Я вышла через четыре года. Триста рублей в кармане. Никто не встречал. Я нашла работу в хосписе — ночная уборщица, тринадцать тысяч в месяц. Снимала комнату в коммуналке за семь тысяч.
Я написала в опеку, попросила контакты приёмной семьи. Позвонила. Женщина сказала, что спросит у Полины и перезвонит. Неделя прошла в ожидании.
Ответ: «Полина сказала, что не хочет встречаться».
Вечером я достала старую фотографию Полины. Маленькая девочка с косичками. Это всё, что у меня осталось. Я плакала долго, громко. Потому что поняла, что потеряла её навсегда.
Через полгода мне написала журналистка. Предложила дать интервью для документального фильма о том, как бедность толкает людей на преступления. Я согласилась. Если не могу вернуть дочь, хотя бы могу рассказать правду.
Фильм вышел через полгода. Тысячи людей смотрели. В комментариях одни поддерживали, другие осуждали. Но люди задумывались.
Я начала встречаться с теми, кто вышел из тюрьмы и не мог найти работу. Мы собирались раз в неделю в библиотеке. Пили чай, делились опытом, поддерживали друг друга.
Однажды ко мне подошла пожилая женщина. Её дочь сидела за то же — выписывала рецепты, чтобы прокормить детей. Пять лет колонии. Женщина сказала: «После вашей истории я поняла, что дочь не чудовище. Что она просто пыталась выжить».
Я обняла её. И поняла: может быть, в этом и есть смысл. Чтобы другие поняли. Чтобы увидели, что за каждым преступлением стоит человек.
Сейчас мне тридцать девять лет. Я живу в коммуналке, работаю в хосписе. Судимость висит на мне, как клеймо.
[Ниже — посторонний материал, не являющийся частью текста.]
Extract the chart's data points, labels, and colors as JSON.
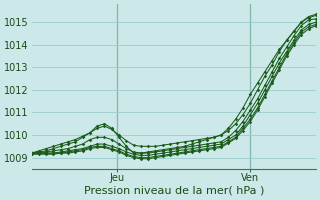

Она будет всегда.
Но я больше не молчу. Я рассказываю свою историю. Потому что знаю: бедность будет толкать людей на преступления, а система будет их ломать.
Но если хотя бы один человек поймёт, что нужно менять не людей, а систему — это уже победа.
Я не герой. Я преступница по закону. Но я также мать, которая хотела накормить дочь. Человек, который ошибся и заплатил четырьмя годами свободы и потерей ребёнка.
Каждый раз я думаю: было ли другое решение? Могла ли я выбрать иначе?
Не знаю. Но я выбрала то, что выбрала. И теперь живу с этим каждый день.
Бедность — это не преступление. Но страх перед ней может толкнуть человека на то, что он никогда не сделал бы в нормальных условиях. И когда общество создаёт систему, в которой честный труд не даёт возможности выжить, кто виноват? Человек? Или система?
Я не знаю ответа. Я просто знаю, что таких, как я, миллионы.
И пока это не изменится, мои четыре года за решёткой — это не исключение. Это правило.
Я живу дальше. Работаю, помогаю другим, рассказываю свою историю. Это мой способ вернуть смысл жизни.
И может быть, когда-нибудь Полина прочитает эту историю и поймёт, что я не бросила её. Что я просто ошиблась. Страшно ошиблась.
Может быть, она простит меня. А может быть, нет.
Но я продолжаю жить. Потому что это единственное, что мне осталось.